Ce qui se passe avec l'affaire des caricatures pose question à chacun sur les notions d'identité, de valeurs prioritaires, de respect et de tolérance. Voilà qui m'amène à réagir ici à la première personne. Je n'ai jamais aimé ce qui blesse et offense inutilement, tout en voulant un espace libre pour l'impertinence. J'aime la vivacité du débat d'idées, tout en sachant que la liberté d'expression, chez nous, n'est pas illimitée.

C'est de cette limite que je veux parler. Lors d'une émission Infrarouge de la télévision romande, Tariq Ramadan revendiquait sa nationalité suisse mais disait que l'Europe occidentale avait changé; qu'elle devait prendre en compte la présence musulmane, donc sa sensibilité et s'adapter à cette situation nouvelle. Tout est dans le relativisme ainsi distillé.

Tariq Ramadan déteste qu'on lui rappelle son gros zeste de relativisme culturel à propos de la lapidation des femmes dans certains pays musulmans. Eh bien, non. Tout titulaire d'un passeport suisse doit trouver cela horrible et taxer les juges et autres exécuteurs du genre de criminels contre l'humanité: un point c'est tout.
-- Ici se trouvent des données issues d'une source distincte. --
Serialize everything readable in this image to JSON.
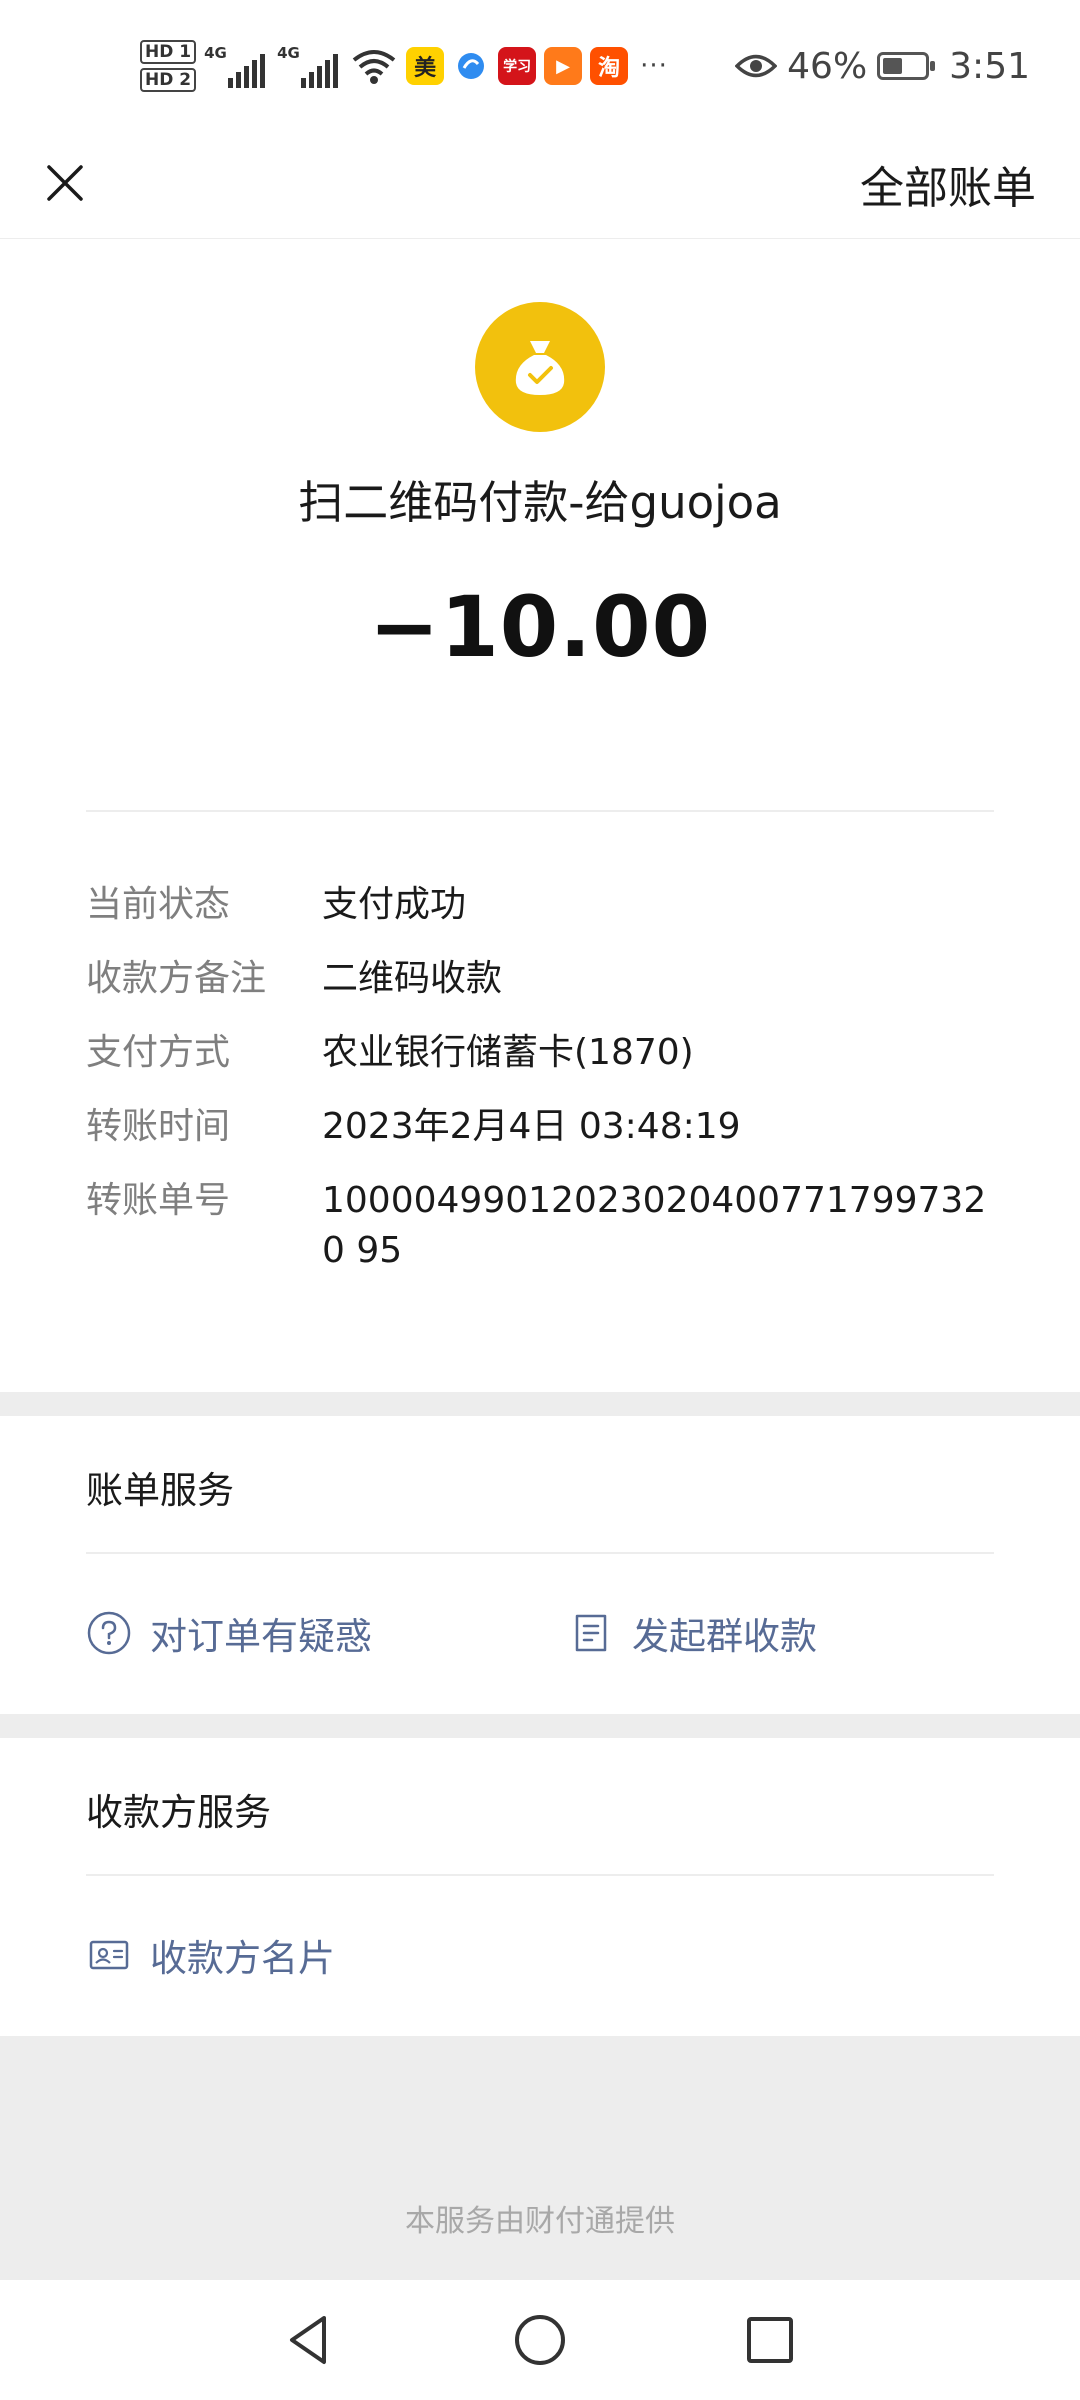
{
  "status_bar": {
    "sim1": "HD 1",
    "sim2": "HD 2",
    "net1": "4G",
    "net2": "4G",
    "apps": [
      {
        "icon": "meituan-icon",
        "text": "美",
        "color": "#ffd100"
      },
      {
        "icon": "browser-icon",
        "text": "",
        "color": "#2f8cf0"
      },
      {
        "icon": "xuexi-icon",
        "text": "学习",
        "color": "#d4141a"
      },
      {
        "icon": "video-icon",
        "text": "▶",
        "color": "#ff7a1a"
      },
      {
        "icon": "taobao-icon",
        "text": "淘",
        "color": "#ff5000"
      }
    ],
    "more": "···",
    "battery_percent": "46%",
    "battery_level": 0.46,
    "time": "3:51"
  },
  "nav": {
    "close_icon": "close-icon",
    "right_label": "全部账单"
  },
  "transaction": {
    "icon": "money-bag-icon",
    "icon_color": "#f2c10d",
    "title": "扫二维码付款-给guojoa",
    "amount": "−10.00"
  },
  "details": [
    {
      "label": "当前状态",
      "value": "支付成功"
    },
    {
      "label": "收款方备注",
      "value": "二维码收款"
    },
    {
      "label": "支付方式",
      "value": "农业银行储蓄卡(1870)"
    },
    {
      "label": "转账时间",
      "value": "2023年2月4日 03:48:19"
    },
    {
      "label": "转账单号",
      "value": "100004990120230204007717997320 95"
    }
  ],
  "bill_service": {
    "title": "账单服务",
    "actions": [
      {
        "icon": "question-circle-icon",
        "label": "对订单有疑惑"
      },
      {
        "icon": "receipt-icon",
        "label": "发起群收款"
      }
    ]
  },
  "payee_service": {
    "title": "收款方服务",
    "actions": [
      {
        "icon": "contact-card-icon",
        "label": "收款方名片"
      }
    ]
  },
  "footer": {
    "text": "本服务由财付通提供"
  },
  "colors": {
    "link": "#576b95",
    "gap": "#ededed",
    "label_gray": "#7f7f7f"
  }
}
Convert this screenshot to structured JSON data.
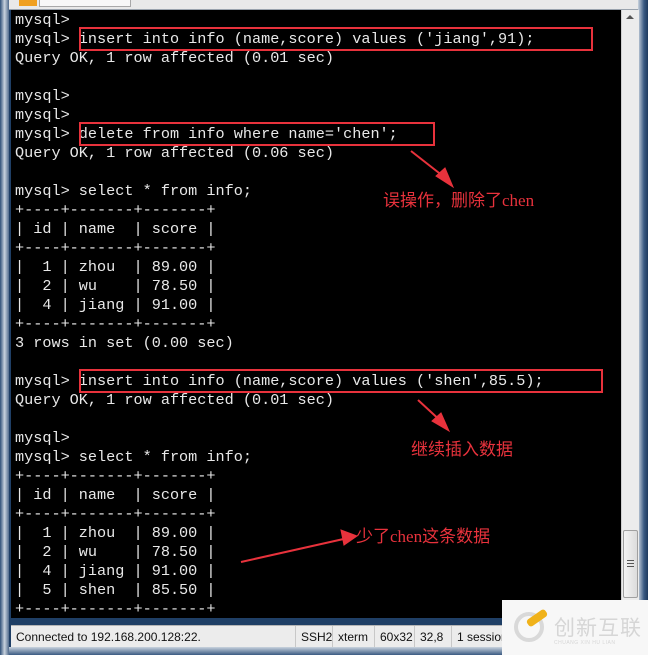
{
  "window": {
    "tab_label": "",
    "terminal_lines": [
      "mysql>",
      "mysql> insert into info (name,score) values ('jiang',91);",
      "Query OK, 1 row affected (0.01 sec)",
      "",
      "mysql>",
      "mysql>",
      "mysql> delete from info where name='chen';",
      "Query OK, 1 row affected (0.06 sec)",
      "",
      "mysql> select * from info;",
      "+----+-------+-------+",
      "| id | name  | score |",
      "+----+-------+-------+",
      "|  1 | zhou  | 89.00 |",
      "|  2 | wu    | 78.50 |",
      "|  4 | jiang | 91.00 |",
      "+----+-------+-------+",
      "3 rows in set (0.00 sec)",
      "",
      "mysql> insert into info (name,score) values ('shen',85.5);",
      "Query OK, 1 row affected (0.01 sec)",
      "",
      "mysql>",
      "mysql> select * from info;",
      "+----+-------+-------+",
      "| id | name  | score |",
      "+----+-------+-------+",
      "|  1 | zhou  | 89.00 |",
      "|  2 | wu    | 78.50 |",
      "|  4 | jiang | 91.00 |",
      "|  5 | shen  | 85.50 |",
      "+----+-------+-------+"
    ]
  },
  "annotations": {
    "delete_note": "误操作，删除了chen",
    "insert_note": "继续插入数据",
    "missing_note": "少了chen这条数据",
    "color": "#e8323c"
  },
  "statusbar": {
    "connection": "Connected to 192.168.200.128:22.",
    "protocol": "SSH2",
    "terminal_type": "xterm",
    "size": "60x32",
    "cursor": "32,8",
    "sessions": "1 sessions"
  },
  "watermark": {
    "brand": "创新互联",
    "sub": "CHUANG XIN HU LIAN"
  }
}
Pour nous, caricaturer Mahomet est critiquable; lapider ou même confisquer la liberté est criminel.

Mais allons au plus quotidien. Apprendre à vivre ici avec les musulmans et leur sensibilité? Cela veut-il indiquer que, peu à peu, il faudra accepter ce qui est contraire à nos conquêtes politiques? Devoir des piscines publiques d'offrir des moments pour les bains réservés aux hommes, puis aux femmes? De laisser des enseignantes venir voilées, et des élèves aussi? A l'hôpital également, maris toujours présents? Et offrir des classes non mixtes? Et, pourquoi pas, des bus avec des places réservées? Et, naturellement, sous des pressions telles qu'on les a déjà connues, interdire toute pièce de théâtre, tout film qui froisserait ladite sensibilité?

Je suis pour un comportement de respect envers les nombreux musulmans de Suisse; pour leur permettre de vivre entre eux leur foi. Mais, sans même parler de réciprocité de la part des pays musulmans, qui n'existe pas et pour laquelle nos Ramadan et autres ne se battent jamais, je crois à la nécessité de refuser et de dénoncer une pente du relativisme vis-à-vis de nos repères fondateurs: au nom de «l'apprendre à vivre avec la sensibilité musulmane».

Si nous ne disons pas halte maintenant, si nous n'exigeons pas des musulmans dans nos pays le respect des conditions d'une large liberté d'expression, même choquante, d'égalité, de laïcité dans la vie publique, de non-intervention étatique, sauf motif impérieux, dans la création privée, nous risquons de n'être un jour plus qu'un champ clos où s'affronteront mosquées, clochers et synagogues.

Nous n'avons pas cheminé douloureusement durant vingt siècles pour glisser vers une telle régression. Mahomet ou non: c'est à ceux qui vivent et profitent de notre démocratie, sur notre terre de liberté, d'apprendre et de respecter les règles du jeu pour vivre ensemble. Sur ce point, demeurons d'une fermeté sans faille.